Background technology
Polyester is studied most, is also the degradable biomaterial being most widely used so far.Polyester high score
Contain characteristic group's ester bond in its main chain of sub- material, be the biological material that a class possesses good biocompatibility and blood compatibility
Material, is widely used in modern medicine, such as Medical surgical suture, implantation internal fixation apparatus, drug controlled release.
Polyester is typically synthesized by alkyd polycondensation reaction.Conventional monomer has diacid, glycol, hydroxy fatty acid etc.,
It is monomer to commonly use its ester compounds or lactone compound.It is well known that esterification has invertibity, and this exactly causes polyester
Material can be hydrolyzed, and have good biodegradability under the physiological environment of moistening.Aliphatic polyester such as PGA
(PGA), polylactide (PLA), polymeric polyglycolide-polylactide copolymer (PLGA), polycaprolactone (PCL) and biological method is passed through
The generally degradation property such as PHA (PHAs) of synthesis preferably, therefore is widely used.And in aromatic polyester by
In containing rigid aromatic ring structure, therefore degradation property is poor.
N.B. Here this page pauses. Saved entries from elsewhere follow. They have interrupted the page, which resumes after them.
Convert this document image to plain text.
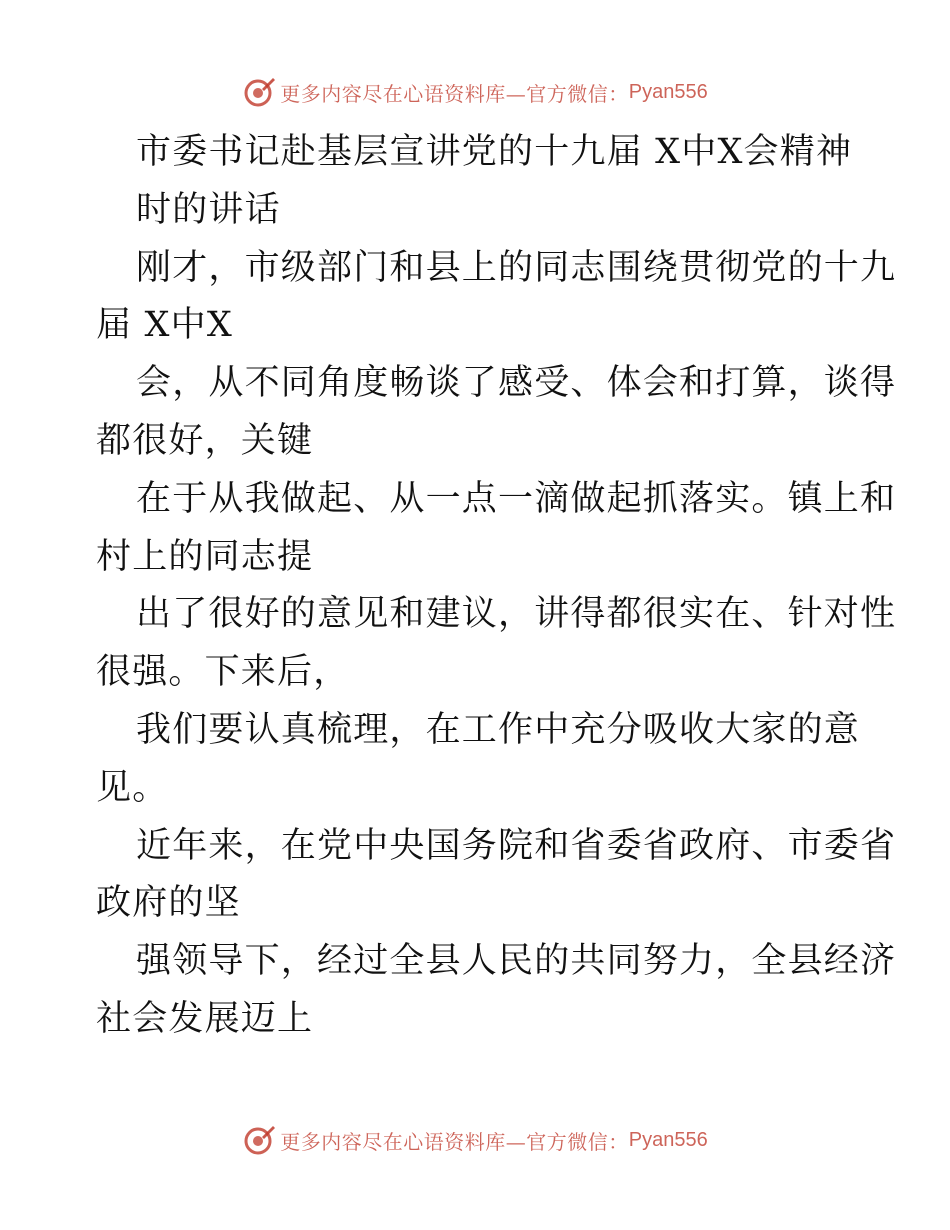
更多内容尽在心语资料库—官方微信： Pyan556
市委书记赴基层宣讲党的十九届 X中X会精神
时的讲话
刚才，市级部门和县上的同志围绕贯彻党的十九
届 X中X
会，从不同角度畅谈了感受、体会和打算，谈得
都很好，关键
在于从我做起、从一点一滴做起抓落实。镇上和
村上的同志提
出了很好的意见和建议，讲得都很实在、针对性
很强。下来后，
我们要认真梳理，在工作中充分吸收大家的意
见。
近年来，在党中央国务院和省委省政府、市委省
政府的坚
强领导下，经过全县人民的共同努力，全县经济
社会发展迈上
更多内容尽在心语资料库—官方微信： Pyan556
Polyurethane (PU) it is with a long history, be one of most important elastomer.PU be found in 1930s and in
The sixties is applied to biomedicine field.Polyurethane elastomer mainly has good blood compatibility and excellent Mechanics of Machinery
Performance, therefore be widely used in field of biomedical materials.Its mechanical performance is mainly by each segment and whole
The influence of many factors such as the composition of individual polymer, relative amount and molecular weight, thus can be made it is very hard can also be very
It is flexible.The content and stability of wherein hard section determine PU stability and hardness, and the content of soft segment can then influence hardness
And tensile strength.
Conventional PU materials are used for the medical treatment being chronically implanted, but in 20 world's seventies it is proposed that PU material settling outs
Property in vivo whether it is safe the problem of.This is due to that PU materials degradation in vivo can produce toxicity and carcinogenicity, there is mutagenicity,
Produce aromatic diamines.Biomer is the degradable PU medical products in terms of applying angiocarpy in vivo at first in 1991, herein
The research of the biodegradabilities about PU a large amount of afterwards is by carrying out to improve PU biological stability.On the other hand, to PU's
Observational study has carried it into a brand-new field, organizational project.And this is one very dependent on controllable biodegradable
Field.Since the nineties in last century, degradable PU materials are widely studied and become the general biology of regenerative medicine can
One of degradable material, and the research for PU materials substantially increases its biocompatibility instantly.And degradable polyurethane
Because good mechanical performance, good machinability and regulatable structure have been widely used for biomedical, tissue
In terms of engineering, especially on soft tissue engineering.Its biodegradability can by select different soft and hard segments and it
Relative amount change.Hard section is generally used as the material being chronically implanted in traditional PU, mainly by aromatic two
Isocyanates is made, and they are typically with biological stability.And degradable PU is typically then by the isocyanide of aliphatic two
Acid esters such as BDI or HDI are made.And soft segment is usually used to regulation and control PU degraded, increase the length of soft segment and the parent of material
During aqueous meeting accelerated degradation, especially material hydrophilic increase, its degradation rate can be dramatically increased.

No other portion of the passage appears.